There are buses from Limon to places like Cahuita ($1 each-way), Moin (50 cents) and even to the capital San Jose, more than 100 miles away. These leave from the bus terminal, which is a five-minute walk further down Avenida 2 from the museum.
If your ship is in for the usual 9 a.m. - 6 p.m. day, taking the bus to San Jose is not a sensible option. The journey takes three hours each way, which leaves little time there, and traffic jams could delay you and cause you to miss the ship. Even the one-hour Cahuita journey is a risk as the buses only run every two or three hours. The same applies if you hire a car from the desk in the terminal -- the roads are just not that good in Costa Rica and traffic delays are a constant problem.
More reliable (because you don't have to wait for one) and still a relatively cheap method of transport are the red taxis which can be hired at the dockside or by the terminal -- although a trip to San Jose, which has little more than a decent museum, pretty cathedral and lively central market to recommend it, is still probably not worth the hassle and expense.

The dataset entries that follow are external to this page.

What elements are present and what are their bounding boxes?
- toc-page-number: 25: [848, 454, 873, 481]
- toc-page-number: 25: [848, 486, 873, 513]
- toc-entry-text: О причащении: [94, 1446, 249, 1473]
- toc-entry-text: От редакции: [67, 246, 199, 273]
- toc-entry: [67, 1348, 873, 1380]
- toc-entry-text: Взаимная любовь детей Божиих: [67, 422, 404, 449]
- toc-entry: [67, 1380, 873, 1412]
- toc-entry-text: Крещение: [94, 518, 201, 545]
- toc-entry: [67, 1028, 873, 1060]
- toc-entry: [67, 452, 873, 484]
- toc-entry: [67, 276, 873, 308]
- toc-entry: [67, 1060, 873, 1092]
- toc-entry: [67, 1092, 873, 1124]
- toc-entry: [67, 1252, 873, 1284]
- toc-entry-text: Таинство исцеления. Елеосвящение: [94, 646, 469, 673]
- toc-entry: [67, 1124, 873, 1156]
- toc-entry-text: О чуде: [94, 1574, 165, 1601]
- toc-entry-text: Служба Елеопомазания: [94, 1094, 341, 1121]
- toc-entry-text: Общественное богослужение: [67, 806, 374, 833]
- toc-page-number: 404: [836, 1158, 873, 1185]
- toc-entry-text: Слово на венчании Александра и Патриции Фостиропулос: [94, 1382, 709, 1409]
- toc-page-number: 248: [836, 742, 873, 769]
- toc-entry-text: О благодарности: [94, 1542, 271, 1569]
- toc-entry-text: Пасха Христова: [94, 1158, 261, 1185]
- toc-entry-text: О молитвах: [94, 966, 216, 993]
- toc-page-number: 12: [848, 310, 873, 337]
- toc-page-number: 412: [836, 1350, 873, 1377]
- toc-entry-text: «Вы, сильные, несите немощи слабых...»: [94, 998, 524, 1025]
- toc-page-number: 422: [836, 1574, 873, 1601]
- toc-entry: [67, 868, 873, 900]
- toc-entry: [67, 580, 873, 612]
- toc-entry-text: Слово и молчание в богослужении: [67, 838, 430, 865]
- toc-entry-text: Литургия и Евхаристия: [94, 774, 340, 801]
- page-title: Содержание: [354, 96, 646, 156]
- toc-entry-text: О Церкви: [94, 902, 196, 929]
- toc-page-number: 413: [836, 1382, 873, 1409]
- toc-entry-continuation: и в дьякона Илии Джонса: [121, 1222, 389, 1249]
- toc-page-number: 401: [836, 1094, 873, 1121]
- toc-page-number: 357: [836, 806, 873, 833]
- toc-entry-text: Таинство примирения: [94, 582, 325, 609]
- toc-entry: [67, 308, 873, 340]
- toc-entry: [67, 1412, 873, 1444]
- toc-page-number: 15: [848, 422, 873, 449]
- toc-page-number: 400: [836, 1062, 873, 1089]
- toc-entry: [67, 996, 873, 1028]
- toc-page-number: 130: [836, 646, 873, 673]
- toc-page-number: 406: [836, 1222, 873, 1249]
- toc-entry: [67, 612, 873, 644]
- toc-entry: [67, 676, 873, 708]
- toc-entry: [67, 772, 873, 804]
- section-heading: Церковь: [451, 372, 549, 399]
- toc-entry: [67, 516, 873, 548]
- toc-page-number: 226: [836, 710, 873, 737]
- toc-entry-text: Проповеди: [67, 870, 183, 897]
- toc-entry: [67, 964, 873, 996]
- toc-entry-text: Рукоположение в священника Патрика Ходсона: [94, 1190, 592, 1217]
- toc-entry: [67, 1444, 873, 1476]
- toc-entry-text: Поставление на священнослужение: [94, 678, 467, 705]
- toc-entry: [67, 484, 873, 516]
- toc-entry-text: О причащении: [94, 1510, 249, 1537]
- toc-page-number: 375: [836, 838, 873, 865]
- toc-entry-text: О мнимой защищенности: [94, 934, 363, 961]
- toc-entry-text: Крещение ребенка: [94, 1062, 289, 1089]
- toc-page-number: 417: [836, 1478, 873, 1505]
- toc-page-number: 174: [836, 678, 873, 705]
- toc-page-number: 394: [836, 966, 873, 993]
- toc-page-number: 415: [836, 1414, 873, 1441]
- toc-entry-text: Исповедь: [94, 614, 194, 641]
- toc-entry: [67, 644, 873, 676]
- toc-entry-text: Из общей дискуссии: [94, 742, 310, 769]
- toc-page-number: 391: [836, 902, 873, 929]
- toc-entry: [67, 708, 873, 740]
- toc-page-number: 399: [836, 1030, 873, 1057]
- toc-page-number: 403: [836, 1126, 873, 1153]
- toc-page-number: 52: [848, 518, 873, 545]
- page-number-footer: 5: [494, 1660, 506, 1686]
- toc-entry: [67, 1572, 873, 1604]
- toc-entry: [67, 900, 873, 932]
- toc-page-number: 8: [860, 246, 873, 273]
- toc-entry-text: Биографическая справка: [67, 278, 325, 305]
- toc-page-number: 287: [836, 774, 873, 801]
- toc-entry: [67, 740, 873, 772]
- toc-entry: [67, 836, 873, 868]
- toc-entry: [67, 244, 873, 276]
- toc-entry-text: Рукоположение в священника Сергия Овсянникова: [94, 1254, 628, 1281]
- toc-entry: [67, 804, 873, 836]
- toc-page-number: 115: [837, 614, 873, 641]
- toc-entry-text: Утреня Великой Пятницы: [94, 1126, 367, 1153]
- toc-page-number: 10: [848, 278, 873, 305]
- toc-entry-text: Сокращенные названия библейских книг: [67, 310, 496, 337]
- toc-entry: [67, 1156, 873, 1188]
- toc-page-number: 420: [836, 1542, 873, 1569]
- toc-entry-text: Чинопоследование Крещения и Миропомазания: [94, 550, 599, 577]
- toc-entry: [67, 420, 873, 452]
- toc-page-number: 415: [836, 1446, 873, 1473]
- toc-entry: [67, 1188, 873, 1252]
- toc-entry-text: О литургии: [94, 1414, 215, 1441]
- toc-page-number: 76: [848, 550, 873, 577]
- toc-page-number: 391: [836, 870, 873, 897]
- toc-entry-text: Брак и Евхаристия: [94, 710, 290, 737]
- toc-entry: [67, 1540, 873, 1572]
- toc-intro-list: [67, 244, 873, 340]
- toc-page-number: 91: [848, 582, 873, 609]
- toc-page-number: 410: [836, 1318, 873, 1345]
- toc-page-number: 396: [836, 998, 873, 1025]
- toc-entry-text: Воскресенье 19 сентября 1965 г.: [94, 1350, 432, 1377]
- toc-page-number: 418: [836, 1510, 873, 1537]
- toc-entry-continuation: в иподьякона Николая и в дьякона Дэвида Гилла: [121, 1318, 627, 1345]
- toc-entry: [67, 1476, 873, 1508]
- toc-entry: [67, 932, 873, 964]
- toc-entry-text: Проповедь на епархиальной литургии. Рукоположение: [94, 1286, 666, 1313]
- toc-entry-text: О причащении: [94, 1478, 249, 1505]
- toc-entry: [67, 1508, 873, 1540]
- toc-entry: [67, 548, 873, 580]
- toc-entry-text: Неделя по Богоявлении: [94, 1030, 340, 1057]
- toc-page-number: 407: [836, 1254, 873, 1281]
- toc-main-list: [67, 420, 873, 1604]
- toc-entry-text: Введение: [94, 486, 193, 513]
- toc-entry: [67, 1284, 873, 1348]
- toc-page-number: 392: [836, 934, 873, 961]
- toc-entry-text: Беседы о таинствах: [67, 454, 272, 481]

Although the taxi fares are posted (for example, $20 to Cahuita), these are all negotiable. Their drivers' English is patchy so, if you are looking for a guide as well as a driver, check this first.

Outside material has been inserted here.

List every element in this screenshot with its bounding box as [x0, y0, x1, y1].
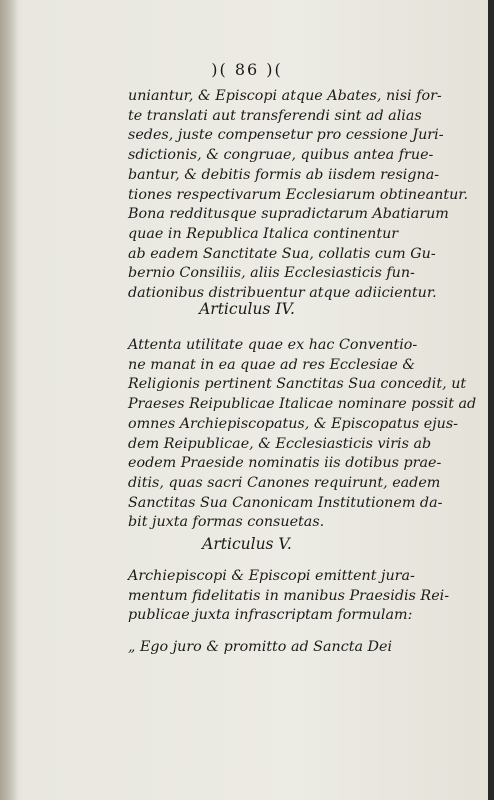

It is definitely worth taking the short (three-mile) trip to Moin where you can hire a boat along the Tortuguero Canals. There is an entrance fee and extra charge for a guide as well as the boat hire for independent visitors but, on this critic's recent trip there, passengers paid $50 for return taxis and boat trip for two compared with the approximately $92.50 per person cost of the ship's tour (which does include a buffet meal).
There is also a desk for local tour operators (Caribe Tico, Blue Limbo, Mambo Tours) within the terminal. They offer alternatives to the ship's tours to the Cahuita Coastal National Park, Tortuguero Canals, Rain Forest Aerial Tram as well as a two-hour Limon tour and an eight-hour trip to San Jose. There is also a range of more active trips, including horse-riding, watersports, and canopy tours.
Currency & Best Way to Get Money
Costa Rican currency is based on the Colon but US dollars are widely accepted, while credit cards are taken in the larger shops and most hotels and restaurants. There are no ATMs in the cruise terminal but there are several international banks in the town of Limon -- the closest to the port is just 400 yards away, across the road from Parque (Park) Vargas: Banco de Costa (9 a.m. - 3 p.m.).
The official language is Spanish but many Costa Ricans know some English, and those working at tourist sites usually speak it well.
Food and Drink
An ongoing influx of other nationalities -- from Jamaican to Chinese -- has created a variety of influences on the dishes served in Costa Rican restaurants. Look out for Food Soda (small restaurants) serving favorite local meals of casado (rice, beans, stewed beef, fried plantain, salad and cabbage); Gallo Pinto (pre-cooked and seasoned rice and beans with eggs, sour cream and a soft corn tortilla); Sopa negra (black beans and poached egg); and picadillo (meat and vegetable stew). Other, more international-style restaurants (often in hotels) in Limon and nearby Moin serve good seafood among other more recognizable dishes.
A bag or two of its super-strength coffee would be the obvious suggestion but this is one place where memories -- of the rich diversity of plant, bird, marine, and wildlife -- will be the best souvenirs of all.